Given the impressive efficacy of fecal microbiota transplantation (FMT) on decreasing recurrence of Clostridium difficile infection (CDI), the next logical step is seeing how it works for hospitalized patients with CDI.
Given the impressive efficacy of fecal microbiota transplantation (FMT) on decreasing recurrence of Clostridium difficile infection (CDI), the next logical step is seeing how it works for hospitalized patients with CDI.1 A recent Clinical Infectious Diseases article by Hocquart et al describes a retrospective study of patients who received either medical treatment for CDI or treatment plus FMT in their hospital over 3 years.2
After work had shown that FMT improved survival in patients with CDI of the ribotype O273 and decreased recurrence and duration of symptoms, the infectious disease team at a hospital in Marseille, France, began to recommend early FMT for all hospitalized patients with CDI. They used this patient population for the retrospective study, which included 111 patients—66 who received FMT and medical therapy and 45 who received therapy alone. None had surgical intervention. The primary outcome was 3-month mortality. Severe colitis was defined to be leukocytes >15 g/L, albumin <30 g/L, serum creatinine >130 µmol/L or >1.5 times the baseline, peritonitis, occlusive syndrome, megacolon, or signs of shock. The 2 patient groups were largely similar, except all those in the FMT group received oral vancomycin for medical treatment, whereas some in the non-FMT group received metronidazole or fidaxomicin. The investigators found that early FMT reduced mortality in patients with severe CDI (odds ratio, 0.08; 95% CI, 0.016-0.34; P = .001) but not in cases classified as nonsevere.

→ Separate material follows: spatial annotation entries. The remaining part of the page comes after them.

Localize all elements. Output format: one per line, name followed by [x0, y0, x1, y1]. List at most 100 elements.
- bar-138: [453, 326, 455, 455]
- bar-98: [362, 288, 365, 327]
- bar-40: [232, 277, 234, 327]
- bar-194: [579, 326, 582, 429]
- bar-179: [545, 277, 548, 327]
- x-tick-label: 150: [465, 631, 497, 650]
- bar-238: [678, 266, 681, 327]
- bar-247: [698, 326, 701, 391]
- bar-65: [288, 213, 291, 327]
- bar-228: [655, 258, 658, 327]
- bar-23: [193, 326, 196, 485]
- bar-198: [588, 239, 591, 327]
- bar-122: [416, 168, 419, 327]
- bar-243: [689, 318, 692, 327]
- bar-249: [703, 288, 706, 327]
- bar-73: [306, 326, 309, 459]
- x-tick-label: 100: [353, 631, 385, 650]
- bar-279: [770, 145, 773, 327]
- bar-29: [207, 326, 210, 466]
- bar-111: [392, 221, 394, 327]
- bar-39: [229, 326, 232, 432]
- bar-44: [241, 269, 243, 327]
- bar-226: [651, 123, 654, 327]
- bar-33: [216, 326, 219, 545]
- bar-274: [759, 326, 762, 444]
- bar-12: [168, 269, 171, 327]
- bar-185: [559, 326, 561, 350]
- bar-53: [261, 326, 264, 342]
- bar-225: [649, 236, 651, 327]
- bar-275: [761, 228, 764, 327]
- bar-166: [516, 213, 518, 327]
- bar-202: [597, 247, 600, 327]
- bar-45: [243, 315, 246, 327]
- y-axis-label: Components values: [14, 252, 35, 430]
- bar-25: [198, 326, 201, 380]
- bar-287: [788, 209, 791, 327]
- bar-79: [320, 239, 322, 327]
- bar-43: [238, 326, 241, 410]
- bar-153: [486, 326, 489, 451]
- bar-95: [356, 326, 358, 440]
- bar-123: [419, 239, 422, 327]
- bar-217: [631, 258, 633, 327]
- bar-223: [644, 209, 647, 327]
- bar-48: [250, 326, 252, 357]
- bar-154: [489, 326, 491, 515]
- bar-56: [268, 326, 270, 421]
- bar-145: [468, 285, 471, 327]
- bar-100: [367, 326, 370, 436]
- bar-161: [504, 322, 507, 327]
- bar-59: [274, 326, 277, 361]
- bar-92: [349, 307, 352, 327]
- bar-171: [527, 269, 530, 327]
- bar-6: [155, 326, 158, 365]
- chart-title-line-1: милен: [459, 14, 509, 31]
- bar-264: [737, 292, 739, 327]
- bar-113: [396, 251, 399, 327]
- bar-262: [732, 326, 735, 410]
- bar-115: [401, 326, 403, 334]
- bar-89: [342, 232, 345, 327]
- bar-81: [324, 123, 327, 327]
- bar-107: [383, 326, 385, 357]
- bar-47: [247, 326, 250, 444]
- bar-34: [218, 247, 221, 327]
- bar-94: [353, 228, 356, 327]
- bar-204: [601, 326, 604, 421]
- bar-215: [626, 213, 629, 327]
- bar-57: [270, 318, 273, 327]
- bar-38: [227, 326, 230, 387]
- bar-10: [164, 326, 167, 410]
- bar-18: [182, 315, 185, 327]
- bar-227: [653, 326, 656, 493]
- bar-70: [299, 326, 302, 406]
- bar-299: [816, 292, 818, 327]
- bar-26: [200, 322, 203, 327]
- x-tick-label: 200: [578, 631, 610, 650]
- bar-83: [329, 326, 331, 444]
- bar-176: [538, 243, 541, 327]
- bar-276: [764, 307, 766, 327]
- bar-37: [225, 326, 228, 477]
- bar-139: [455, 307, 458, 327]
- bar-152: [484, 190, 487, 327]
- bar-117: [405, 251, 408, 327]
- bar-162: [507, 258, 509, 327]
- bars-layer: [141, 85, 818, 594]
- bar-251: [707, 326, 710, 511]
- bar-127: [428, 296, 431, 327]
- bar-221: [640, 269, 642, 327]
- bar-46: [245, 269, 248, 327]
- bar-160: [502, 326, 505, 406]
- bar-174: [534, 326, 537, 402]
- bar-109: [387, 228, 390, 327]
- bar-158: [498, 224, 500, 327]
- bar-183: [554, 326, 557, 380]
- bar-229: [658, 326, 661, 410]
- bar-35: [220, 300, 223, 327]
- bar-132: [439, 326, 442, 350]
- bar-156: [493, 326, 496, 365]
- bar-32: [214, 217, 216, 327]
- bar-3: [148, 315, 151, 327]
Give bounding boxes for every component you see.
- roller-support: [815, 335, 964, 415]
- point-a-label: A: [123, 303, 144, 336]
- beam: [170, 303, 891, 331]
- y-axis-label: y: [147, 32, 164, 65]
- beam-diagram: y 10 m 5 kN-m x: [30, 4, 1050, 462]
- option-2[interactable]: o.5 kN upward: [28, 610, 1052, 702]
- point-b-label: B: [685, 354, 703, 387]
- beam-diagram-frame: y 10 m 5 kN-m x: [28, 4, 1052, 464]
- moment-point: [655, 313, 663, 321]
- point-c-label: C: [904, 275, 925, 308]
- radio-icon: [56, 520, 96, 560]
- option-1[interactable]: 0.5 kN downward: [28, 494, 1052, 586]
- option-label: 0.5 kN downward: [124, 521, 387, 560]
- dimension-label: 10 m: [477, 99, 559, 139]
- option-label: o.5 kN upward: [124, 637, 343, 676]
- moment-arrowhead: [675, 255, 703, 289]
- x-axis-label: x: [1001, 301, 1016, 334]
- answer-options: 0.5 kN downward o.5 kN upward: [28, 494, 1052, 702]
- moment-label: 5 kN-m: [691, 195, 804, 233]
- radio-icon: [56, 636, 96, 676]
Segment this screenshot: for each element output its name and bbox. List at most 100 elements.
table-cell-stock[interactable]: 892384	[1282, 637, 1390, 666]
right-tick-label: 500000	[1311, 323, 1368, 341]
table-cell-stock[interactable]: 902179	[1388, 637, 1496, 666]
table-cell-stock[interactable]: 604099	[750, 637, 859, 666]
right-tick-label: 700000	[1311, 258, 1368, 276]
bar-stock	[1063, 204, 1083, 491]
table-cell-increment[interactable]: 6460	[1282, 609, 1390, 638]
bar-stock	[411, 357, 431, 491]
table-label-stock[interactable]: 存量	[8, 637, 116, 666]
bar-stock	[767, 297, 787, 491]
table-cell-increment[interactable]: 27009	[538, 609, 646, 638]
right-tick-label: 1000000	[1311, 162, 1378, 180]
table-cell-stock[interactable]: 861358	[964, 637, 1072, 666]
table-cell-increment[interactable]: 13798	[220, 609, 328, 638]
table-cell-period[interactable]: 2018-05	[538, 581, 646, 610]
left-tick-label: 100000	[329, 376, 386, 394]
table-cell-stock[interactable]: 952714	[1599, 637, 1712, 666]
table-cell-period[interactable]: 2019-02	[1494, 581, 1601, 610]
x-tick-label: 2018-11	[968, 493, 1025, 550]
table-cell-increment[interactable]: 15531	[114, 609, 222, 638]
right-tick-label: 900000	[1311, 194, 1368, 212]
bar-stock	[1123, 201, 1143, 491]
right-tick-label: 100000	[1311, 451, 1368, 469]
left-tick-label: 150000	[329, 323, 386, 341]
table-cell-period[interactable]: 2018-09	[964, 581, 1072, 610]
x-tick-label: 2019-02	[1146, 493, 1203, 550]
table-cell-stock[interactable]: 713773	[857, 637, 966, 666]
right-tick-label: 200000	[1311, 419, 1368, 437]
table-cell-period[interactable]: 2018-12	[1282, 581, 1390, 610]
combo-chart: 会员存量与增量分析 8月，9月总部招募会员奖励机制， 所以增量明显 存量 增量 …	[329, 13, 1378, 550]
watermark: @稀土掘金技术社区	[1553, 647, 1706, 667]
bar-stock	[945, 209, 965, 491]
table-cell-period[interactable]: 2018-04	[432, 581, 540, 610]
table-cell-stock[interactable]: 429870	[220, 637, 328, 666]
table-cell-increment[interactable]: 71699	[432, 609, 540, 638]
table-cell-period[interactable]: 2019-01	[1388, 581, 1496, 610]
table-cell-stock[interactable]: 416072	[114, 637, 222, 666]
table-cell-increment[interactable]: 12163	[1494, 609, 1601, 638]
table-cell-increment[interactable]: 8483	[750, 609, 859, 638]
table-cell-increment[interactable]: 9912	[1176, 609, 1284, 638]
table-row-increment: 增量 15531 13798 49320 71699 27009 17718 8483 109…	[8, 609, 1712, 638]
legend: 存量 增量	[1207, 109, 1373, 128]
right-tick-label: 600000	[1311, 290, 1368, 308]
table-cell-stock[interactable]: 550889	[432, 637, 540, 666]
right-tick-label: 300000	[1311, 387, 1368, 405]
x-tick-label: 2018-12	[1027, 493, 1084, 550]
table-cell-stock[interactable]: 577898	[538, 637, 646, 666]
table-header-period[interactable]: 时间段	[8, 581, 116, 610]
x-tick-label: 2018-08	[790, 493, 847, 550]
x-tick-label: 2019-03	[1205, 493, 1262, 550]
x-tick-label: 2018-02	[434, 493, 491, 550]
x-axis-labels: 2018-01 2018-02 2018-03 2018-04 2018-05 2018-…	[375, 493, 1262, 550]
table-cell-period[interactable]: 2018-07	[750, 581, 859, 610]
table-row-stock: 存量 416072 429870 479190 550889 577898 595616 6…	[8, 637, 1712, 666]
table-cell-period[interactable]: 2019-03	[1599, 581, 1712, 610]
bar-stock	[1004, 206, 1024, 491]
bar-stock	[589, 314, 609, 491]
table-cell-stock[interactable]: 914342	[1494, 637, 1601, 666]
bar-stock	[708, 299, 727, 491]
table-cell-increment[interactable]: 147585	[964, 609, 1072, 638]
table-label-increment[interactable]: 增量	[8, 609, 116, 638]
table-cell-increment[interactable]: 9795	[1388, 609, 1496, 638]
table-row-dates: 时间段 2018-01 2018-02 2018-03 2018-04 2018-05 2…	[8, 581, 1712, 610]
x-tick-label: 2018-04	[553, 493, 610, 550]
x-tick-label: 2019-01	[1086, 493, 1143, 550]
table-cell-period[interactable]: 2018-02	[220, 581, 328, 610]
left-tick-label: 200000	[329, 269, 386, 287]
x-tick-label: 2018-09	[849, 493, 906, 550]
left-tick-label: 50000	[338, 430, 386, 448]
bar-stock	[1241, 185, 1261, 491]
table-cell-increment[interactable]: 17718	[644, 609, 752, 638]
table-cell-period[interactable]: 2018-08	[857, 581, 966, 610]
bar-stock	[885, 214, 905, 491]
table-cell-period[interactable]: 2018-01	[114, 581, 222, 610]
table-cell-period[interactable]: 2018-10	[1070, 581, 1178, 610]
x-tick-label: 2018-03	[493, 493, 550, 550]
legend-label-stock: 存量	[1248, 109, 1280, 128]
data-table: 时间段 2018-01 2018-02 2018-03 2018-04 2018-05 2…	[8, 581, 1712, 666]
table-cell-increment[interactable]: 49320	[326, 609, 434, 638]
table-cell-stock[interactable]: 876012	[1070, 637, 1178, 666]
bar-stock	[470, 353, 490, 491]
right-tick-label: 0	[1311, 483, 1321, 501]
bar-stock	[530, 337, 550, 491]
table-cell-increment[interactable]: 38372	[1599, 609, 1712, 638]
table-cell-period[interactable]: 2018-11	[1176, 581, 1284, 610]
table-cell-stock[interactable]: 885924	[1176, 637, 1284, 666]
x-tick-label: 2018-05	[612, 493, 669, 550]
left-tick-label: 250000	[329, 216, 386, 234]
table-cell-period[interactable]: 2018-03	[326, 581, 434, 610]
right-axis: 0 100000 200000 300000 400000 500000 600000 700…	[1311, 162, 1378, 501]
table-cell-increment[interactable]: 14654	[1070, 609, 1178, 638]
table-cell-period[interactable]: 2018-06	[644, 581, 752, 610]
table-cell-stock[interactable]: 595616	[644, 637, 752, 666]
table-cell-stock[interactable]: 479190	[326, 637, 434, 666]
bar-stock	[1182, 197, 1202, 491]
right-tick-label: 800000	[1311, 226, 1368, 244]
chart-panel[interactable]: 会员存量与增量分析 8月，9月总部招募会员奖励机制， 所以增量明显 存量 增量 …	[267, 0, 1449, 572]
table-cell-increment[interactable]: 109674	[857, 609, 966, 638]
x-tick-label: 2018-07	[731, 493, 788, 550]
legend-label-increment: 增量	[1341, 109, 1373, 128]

With these conclusions, the authors recommended that early FMT should be first-line treatment in severe CDI. An accompanying editorial4 asked the question on most readers’ minds: Is it too early to recommend FMT without further trials? Hocquart et al provide a compelling argument that patients with severe CDI have a poor prognosis, FMT has a good safety profile (as far as we know), the benefit of this therapy could be vast, and surgery in a potential trial would be a poor control because certain patients would not be surgical candidates. However, it is still too early in FMT research to know what the long-term effects of FMT may be, and there is good reason that double-blind, randomized controlled multicenter trials should be considered before widely changing practice. The hope is that researchers will build off this work and hospitals will begin to add early FMT to the arsenal of weapons against CDI, along with improving antibiotic stewardship practices to avoid CDI altogether. For clinicians who have faced the tough situation of having a patient in the intensive care unit with severe CDI and few treatment options that seem to be working, this article serves as promising news. The literature awaits the next trial of early FMT in severe CDI patients.